Tambores y bombos

Destinaron a mi madre a Urrea de Gaén en el año 91. Lo recuerdo porque mientras mis padres hacían la mudanza, yo tuve un accidente con un coche de feria en Ejulve, el pueblo de mis abuelos, en el que estuve a punto de morir. Me salvaron la vida en Alcañiz. Sé que fue en el año 91 porque a mi hermano Diego le faltaba un mes para cumplir un año. Me dieron el alta unos días antes de su cumpleaños.

Yo no sabía nada de Urrea de Gaén, excepto que estaba a una hora de Zaragoza –nos parecía lejísimos- y mi padre nos dijo que era la tierra de Pedro Laín Entralgo. Urrea de Gaén está entre Híjar y Albalate, en el Bajo Aragón. Allí, por primera vez, mi hermano mayor y yo compartimos aula. Mi padre jugaba a fútbol y empezó a entrenar a los chicos del colegio y a acompañarlos a los partidos contra los pueblos de alrededor. Nos hablaba de la iglesia de planta octogonal del pueblo y nos contaba que el general Cabañero había nacido en Urrea. Mi hermano tenía amigos y yo iba con chicas mayores que yo, porque no había ninguna de mi edad. Como mi hermano y yo éramos hijos de la médico, nos librábamos de la reprimenda en el colegio por no ir a misa los domingos. Iba todo el mundo y los niños debían sentarse en los primeros bancos, según la profesora, a la izquierda, los niños y a la derecha, las niñas.

En primavera todo el mundo empezó a hablar de “la rompida de hora” y yo imaginaba que se juntaban en una plaza y tiraban relojes. No entendía cómo se podía romper el tiempo y me acordaba de ‘Regreso al futuro’ y de las paradojas espacio-temporales de las que hablaban Marty McFly y Doc. Pero la rompida de hora era otra cosa: todo el mundo llevaba túnicas de raso negro y un tambor o un bombo. Todos  acudían a la plaza de la iglesia y a las cuatro de la tarde en punto empezaban a tocar: rompían a tocar (es la única explicación que encontré al extraño nombre). Durante tres días tocaban el tambor sin parar y luego el silencio y el ruido de la vida cotidiana volvían a instalarse. Hasta Urrea de Gaén la semana santa me daba miedo, veía los pasos desde la ventana de la casa de mis abuelos y me parecía oscuro y triste. En cambio, en Urrea tenía algo luminoso y vivo, había algo festivo, de celebración, que era completamente nuevo para mí.

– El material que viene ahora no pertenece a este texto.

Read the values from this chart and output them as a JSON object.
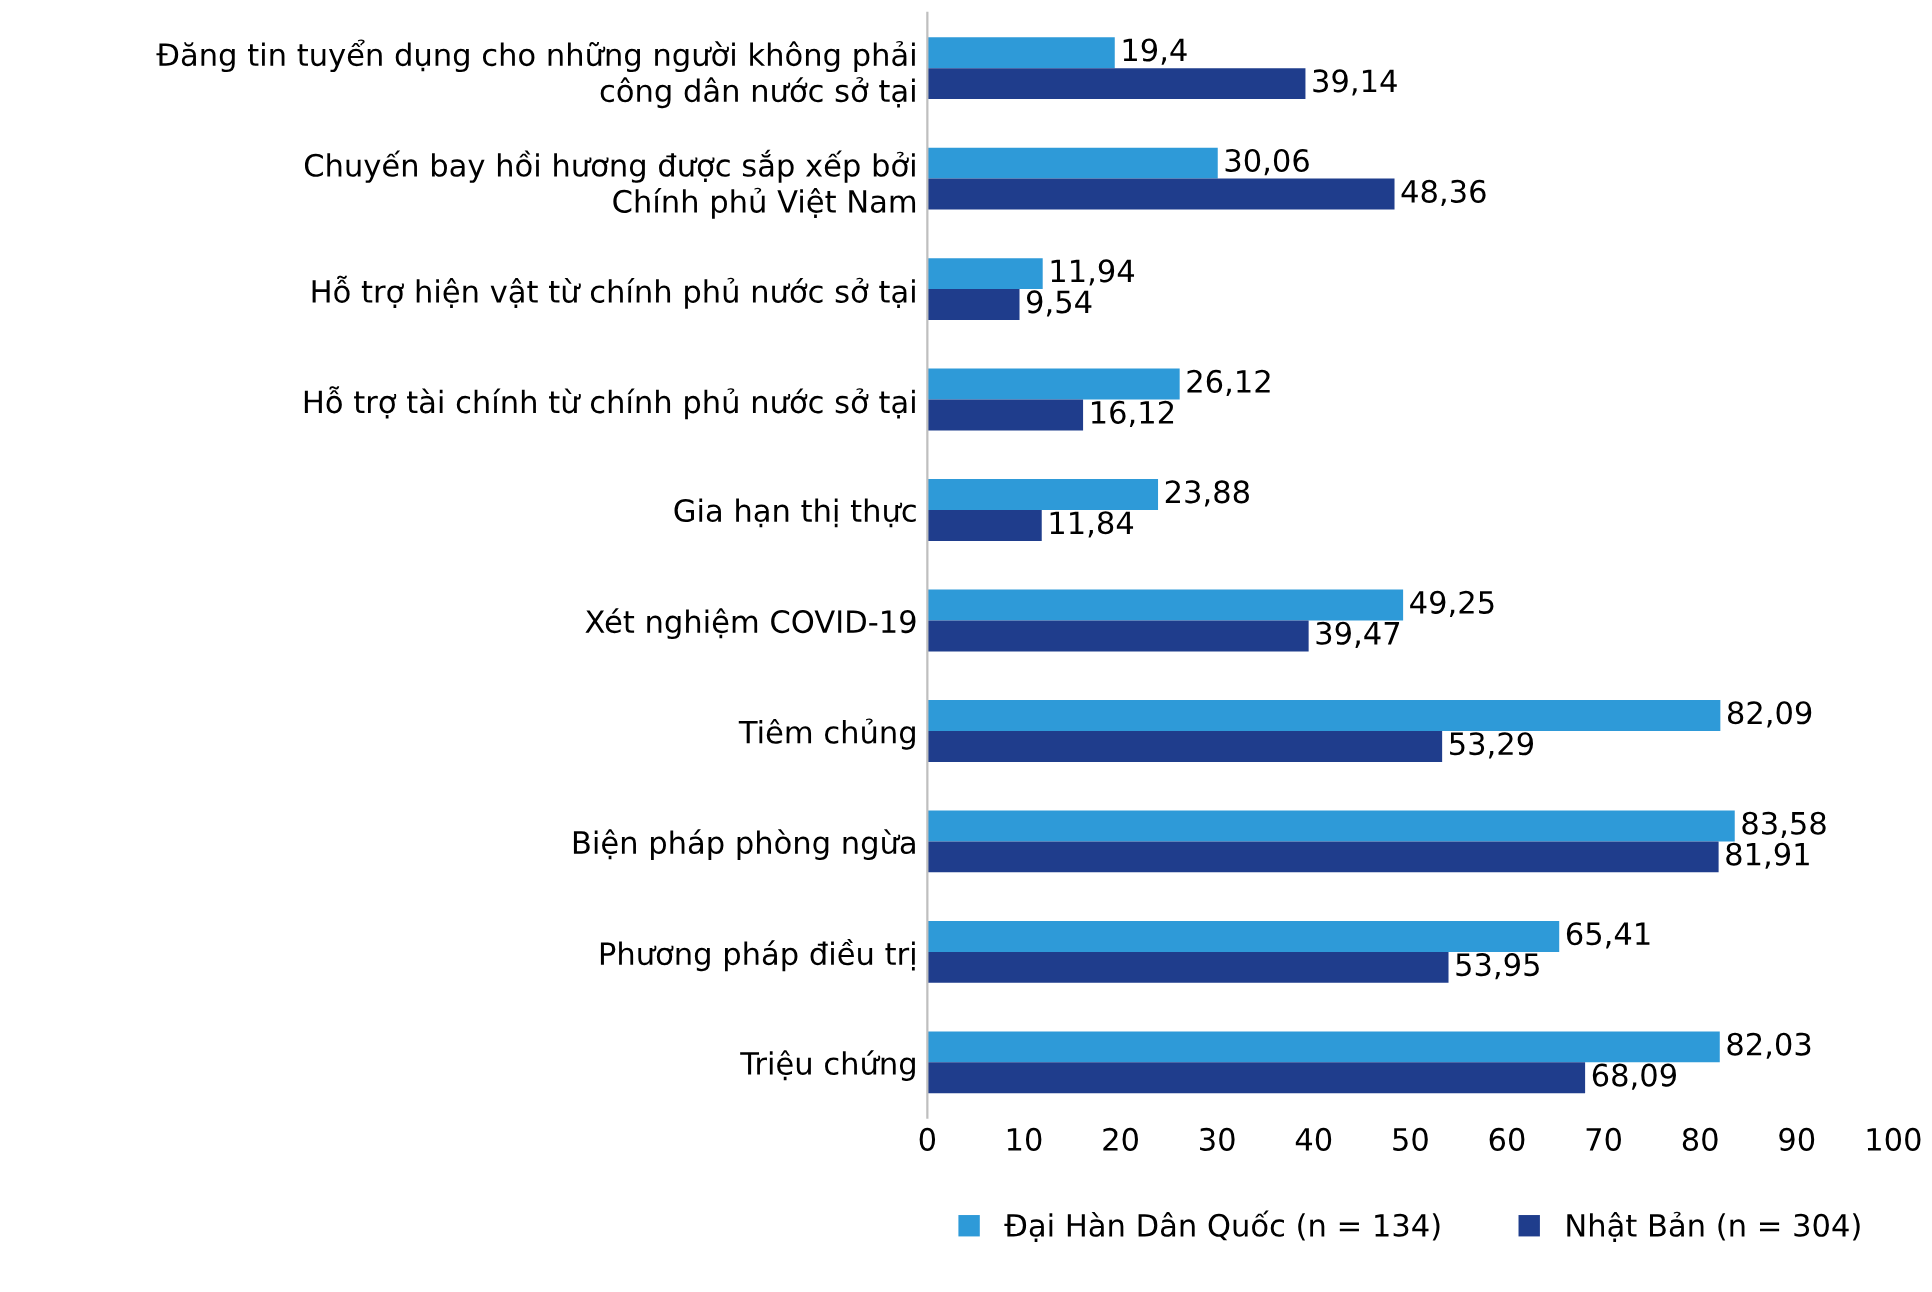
{
  "chart_data": {
    "type": "bar",
    "orientation": "horizontal",
    "categories": [
      "Đăng tin tuyển dụng cho những người không phải\ncông dân nước sở tại",
      "Chuyến bay hồi hương được sắp xếp bởi\nChính phủ Việt Nam",
      "Hỗ trợ hiện vật từ chính phủ nước sở tại",
      "Hỗ trợ tài chính từ chính phủ nước sở tại",
      "Gia hạn thị thực",
      "Xét nghiệm COVID-19",
      "Tiêm chủng",
      "Biện pháp phòng ngừa",
      "Phương pháp điều trị",
      "Triệu chứng"
    ],
    "series": [
      {
        "name": "Đại Hàn Dân Quốc (n = 134)",
        "color": "#2e9ad8",
        "values": [
          19.4,
          30.06,
          11.94,
          26.12,
          23.88,
          49.25,
          82.09,
          83.58,
          65.41,
          82.03
        ],
        "value_labels": [
          "19,4",
          "30,06",
          "11,94",
          "26,12",
          "23,88",
          "49,25",
          "82,09",
          "83,58",
          "65,41",
          "82,03"
        ]
      },
      {
        "name": "Nhật Bản (n = 304)",
        "color": "#1f3d8c",
        "values": [
          39.14,
          48.36,
          9.54,
          16.12,
          11.84,
          39.47,
          53.29,
          81.91,
          53.95,
          68.09
        ],
        "value_labels": [
          "39,14",
          "48,36",
          "9,54",
          "16,12",
          "11,84",
          "39,47",
          "53,29",
          "81,91",
          "53,95",
          "68,09"
        ]
      }
    ],
    "xlim": [
      0,
      100
    ],
    "xticks": [
      0,
      10,
      20,
      30,
      40,
      50,
      60,
      70,
      80,
      90,
      100
    ],
    "grid": false,
    "legend": "bottom"
  }
}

Mi madre se emocionaba con el ruido de los tambores. La segunda rompida de la hora, mi madre estaba embarazada de mi hermano Jorge. Alguien me dejó una túnica negra y probé con el tambor: allí descubrí mi incapacidad para seguir el ritmo. Yo temía que el ruido atronador de los tambores y bombos asustara al bebé que crecía en la tripa de mi madre. Muchos años después, descubrí los tambores y bombos en las películas de Luis Buñuel y entendí la fascinación por lo atávico.

*Bañera publicada el domingo 24 de marzo de 2013 en Heraldo domingo.